If the period from its formation to World War I had been one of almost uninterrupted growth, the inter-war years was a more troubled time and output never regained its former levels. The First World War was a major disruption. A quarter of its workforce joined the military, affecting production. On the sales side, half of its coal output had been exported and this halved by the end of 1915. In March 1916, the government took control of all the collieries in the county and this was not relinquished until after the war. In 1920 the coal industry hit a “high wave of prosperity” with “exports at unprecedented prices”. This was short-lived and 1921 saw a slump in prices; coal owners lost money and pressurised miners to accept lower wages, leading to a national dispute. “Fife collieries suffered badly at the hands of the extremists” as even safety men were called out. Pumping was suspended and the damage from flooding meant that some pits took months to recover after the ending of the dispute. Fife Coal's output fell by a million tons.

Charles Carlow died in January 1923, succeeded by Augustus Carlow as managing director. But there was no immediate change to the company's expansionary plans. In that same year, the Earl of Rosslyn’s collieries, with a potential output of 500,000 tons, was bought, followed by Oakley Collieries in 1924. That proved to be the last purchase. The British coal industry faced increasing problems in its export markets in the face of competition from France, Germany and Poland, all with lower wages. The lack of competitiveness was exacerbated in April 1925 by the return to the gold standard at a high valuation for sterling. Fife Coal itself was losing money and the pressure on the miners to accept lower wages culminated in the miners strike at the beginning of May 1926. Two days later the TUC called a general strike in support of the miners. After nine days the general strike was called off but the miners struggled on until November.

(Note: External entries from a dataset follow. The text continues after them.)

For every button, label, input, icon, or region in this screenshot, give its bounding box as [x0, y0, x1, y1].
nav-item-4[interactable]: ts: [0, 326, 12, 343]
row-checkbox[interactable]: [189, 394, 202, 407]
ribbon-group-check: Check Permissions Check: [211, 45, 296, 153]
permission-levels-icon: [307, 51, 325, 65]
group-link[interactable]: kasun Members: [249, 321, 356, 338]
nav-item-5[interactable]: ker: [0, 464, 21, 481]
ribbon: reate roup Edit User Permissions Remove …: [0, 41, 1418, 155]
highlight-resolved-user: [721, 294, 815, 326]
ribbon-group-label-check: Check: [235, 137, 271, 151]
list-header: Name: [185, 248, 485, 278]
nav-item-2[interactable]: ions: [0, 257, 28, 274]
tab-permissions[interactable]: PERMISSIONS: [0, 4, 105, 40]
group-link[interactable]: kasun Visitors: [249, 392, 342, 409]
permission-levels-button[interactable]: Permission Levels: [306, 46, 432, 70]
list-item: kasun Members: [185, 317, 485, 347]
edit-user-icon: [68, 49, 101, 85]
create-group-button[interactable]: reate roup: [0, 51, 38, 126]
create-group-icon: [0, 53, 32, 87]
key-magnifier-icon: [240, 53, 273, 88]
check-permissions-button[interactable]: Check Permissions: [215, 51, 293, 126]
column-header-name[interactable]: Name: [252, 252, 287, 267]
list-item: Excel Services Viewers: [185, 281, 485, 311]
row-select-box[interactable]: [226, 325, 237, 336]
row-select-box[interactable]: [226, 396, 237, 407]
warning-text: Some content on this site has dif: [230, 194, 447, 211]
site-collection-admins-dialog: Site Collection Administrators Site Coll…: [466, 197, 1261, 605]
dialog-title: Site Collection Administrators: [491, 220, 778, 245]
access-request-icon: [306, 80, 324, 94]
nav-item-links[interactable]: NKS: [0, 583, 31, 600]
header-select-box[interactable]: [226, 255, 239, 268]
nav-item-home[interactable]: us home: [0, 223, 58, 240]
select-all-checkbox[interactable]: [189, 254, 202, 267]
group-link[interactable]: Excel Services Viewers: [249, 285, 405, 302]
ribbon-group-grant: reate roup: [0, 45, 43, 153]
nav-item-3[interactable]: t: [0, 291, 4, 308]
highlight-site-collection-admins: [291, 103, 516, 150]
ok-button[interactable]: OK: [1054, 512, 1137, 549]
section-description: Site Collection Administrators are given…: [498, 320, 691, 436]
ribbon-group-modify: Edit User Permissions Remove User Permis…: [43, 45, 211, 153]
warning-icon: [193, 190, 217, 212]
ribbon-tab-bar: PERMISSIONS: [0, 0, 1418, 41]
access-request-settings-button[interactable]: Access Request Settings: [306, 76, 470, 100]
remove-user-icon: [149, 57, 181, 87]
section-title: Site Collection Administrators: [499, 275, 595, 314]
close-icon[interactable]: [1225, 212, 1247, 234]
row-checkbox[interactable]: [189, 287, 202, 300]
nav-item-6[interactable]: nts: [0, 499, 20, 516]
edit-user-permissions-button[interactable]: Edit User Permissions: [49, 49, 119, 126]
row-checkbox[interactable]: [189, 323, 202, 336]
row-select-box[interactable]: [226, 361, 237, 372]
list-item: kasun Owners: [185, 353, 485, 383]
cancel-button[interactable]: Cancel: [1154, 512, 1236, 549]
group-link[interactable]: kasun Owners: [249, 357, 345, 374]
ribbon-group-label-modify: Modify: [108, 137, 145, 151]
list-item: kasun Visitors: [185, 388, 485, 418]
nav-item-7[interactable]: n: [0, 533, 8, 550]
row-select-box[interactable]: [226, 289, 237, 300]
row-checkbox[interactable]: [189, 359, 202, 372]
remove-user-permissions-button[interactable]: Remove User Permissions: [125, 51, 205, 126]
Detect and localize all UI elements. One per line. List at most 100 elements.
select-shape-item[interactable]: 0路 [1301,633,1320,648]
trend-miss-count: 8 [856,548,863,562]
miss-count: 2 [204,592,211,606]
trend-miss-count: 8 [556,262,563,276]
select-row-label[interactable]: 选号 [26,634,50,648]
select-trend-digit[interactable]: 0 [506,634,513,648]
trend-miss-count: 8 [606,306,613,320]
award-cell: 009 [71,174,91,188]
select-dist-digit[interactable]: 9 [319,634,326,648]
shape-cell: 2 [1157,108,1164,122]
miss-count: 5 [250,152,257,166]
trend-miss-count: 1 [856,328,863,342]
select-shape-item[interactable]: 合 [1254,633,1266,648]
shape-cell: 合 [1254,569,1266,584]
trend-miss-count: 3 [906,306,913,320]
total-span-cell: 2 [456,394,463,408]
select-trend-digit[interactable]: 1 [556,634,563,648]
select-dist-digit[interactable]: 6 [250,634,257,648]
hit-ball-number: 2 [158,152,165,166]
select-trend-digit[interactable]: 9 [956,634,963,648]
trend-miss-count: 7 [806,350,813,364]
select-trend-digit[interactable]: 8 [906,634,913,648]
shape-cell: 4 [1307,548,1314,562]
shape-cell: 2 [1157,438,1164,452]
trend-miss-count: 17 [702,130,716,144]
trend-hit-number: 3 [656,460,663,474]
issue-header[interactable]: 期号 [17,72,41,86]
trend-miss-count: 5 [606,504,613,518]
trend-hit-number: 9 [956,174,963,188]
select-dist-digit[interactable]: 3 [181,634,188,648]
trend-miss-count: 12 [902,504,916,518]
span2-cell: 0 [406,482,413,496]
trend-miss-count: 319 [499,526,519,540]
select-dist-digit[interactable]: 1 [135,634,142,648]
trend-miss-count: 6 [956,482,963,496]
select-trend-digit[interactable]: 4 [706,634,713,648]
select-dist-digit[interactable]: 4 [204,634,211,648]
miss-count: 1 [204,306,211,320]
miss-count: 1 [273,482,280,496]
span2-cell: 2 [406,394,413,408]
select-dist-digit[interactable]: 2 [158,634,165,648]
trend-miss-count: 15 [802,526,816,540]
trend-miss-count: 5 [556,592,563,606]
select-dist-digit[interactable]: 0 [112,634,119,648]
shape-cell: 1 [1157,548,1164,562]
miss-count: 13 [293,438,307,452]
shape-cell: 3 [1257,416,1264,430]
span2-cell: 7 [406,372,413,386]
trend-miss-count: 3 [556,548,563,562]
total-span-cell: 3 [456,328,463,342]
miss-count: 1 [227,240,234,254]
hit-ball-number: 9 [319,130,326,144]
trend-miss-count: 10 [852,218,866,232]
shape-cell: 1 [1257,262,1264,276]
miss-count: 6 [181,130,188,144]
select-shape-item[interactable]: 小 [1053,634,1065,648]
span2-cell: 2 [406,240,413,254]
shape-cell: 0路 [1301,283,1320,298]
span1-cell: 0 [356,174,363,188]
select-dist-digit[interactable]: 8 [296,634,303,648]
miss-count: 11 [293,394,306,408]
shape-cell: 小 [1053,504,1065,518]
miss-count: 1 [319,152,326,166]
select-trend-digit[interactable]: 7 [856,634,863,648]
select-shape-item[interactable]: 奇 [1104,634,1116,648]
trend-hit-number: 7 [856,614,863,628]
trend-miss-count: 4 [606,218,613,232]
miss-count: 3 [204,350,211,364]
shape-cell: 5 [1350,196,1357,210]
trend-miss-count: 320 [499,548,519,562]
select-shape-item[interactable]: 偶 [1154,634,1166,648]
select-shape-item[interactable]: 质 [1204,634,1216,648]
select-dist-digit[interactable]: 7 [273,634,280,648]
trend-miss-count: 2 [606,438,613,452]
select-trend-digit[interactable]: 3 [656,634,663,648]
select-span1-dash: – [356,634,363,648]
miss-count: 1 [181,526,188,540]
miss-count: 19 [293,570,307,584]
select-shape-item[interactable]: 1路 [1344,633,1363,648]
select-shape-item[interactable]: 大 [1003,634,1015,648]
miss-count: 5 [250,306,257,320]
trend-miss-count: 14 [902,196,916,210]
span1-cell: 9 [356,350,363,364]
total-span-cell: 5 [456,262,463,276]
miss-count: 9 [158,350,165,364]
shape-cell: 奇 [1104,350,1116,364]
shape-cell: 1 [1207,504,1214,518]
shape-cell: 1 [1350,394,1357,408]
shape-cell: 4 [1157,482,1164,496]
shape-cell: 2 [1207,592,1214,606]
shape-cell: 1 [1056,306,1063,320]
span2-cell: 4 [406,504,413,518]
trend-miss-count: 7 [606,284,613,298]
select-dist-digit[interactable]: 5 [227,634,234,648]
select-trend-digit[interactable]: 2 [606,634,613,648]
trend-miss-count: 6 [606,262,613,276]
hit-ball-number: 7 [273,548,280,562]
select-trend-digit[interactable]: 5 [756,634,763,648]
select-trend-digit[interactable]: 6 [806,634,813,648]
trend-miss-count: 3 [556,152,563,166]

Fife Coal was still losing money well into 1927 but foreign competition began to wane and in 1929 exports reached 2.5m tons out of total output of almost 4m. tons – the highest since 1913. This did not last long and the start of the depression in 1930 led to pit closures and a substantial fall in profits. There was a recognition that the company needed to operate on more productive seams. Work began in 1935 at Comrie with belief that it could produce 1m tons a year. (It eventually came on stream in 1940). WWII meant the almost total loss of the company's export markets. On the advent of peace, there was a substantial recovery of output to 3m tons in 1946, and the Fife Coal Company claimed to be the largest coal mining company in Scotland. Long-term plans were for an ambitious increase in output to 6.25m. tons by the early 1960s but this was soon overtaken by the nationalisation plans of the Labour Government. On the last day of 1946 the company was disestablished and the mining property and assets of Fife Coal were transferred to the National Coal Board the next day. The company was wound up in 1952.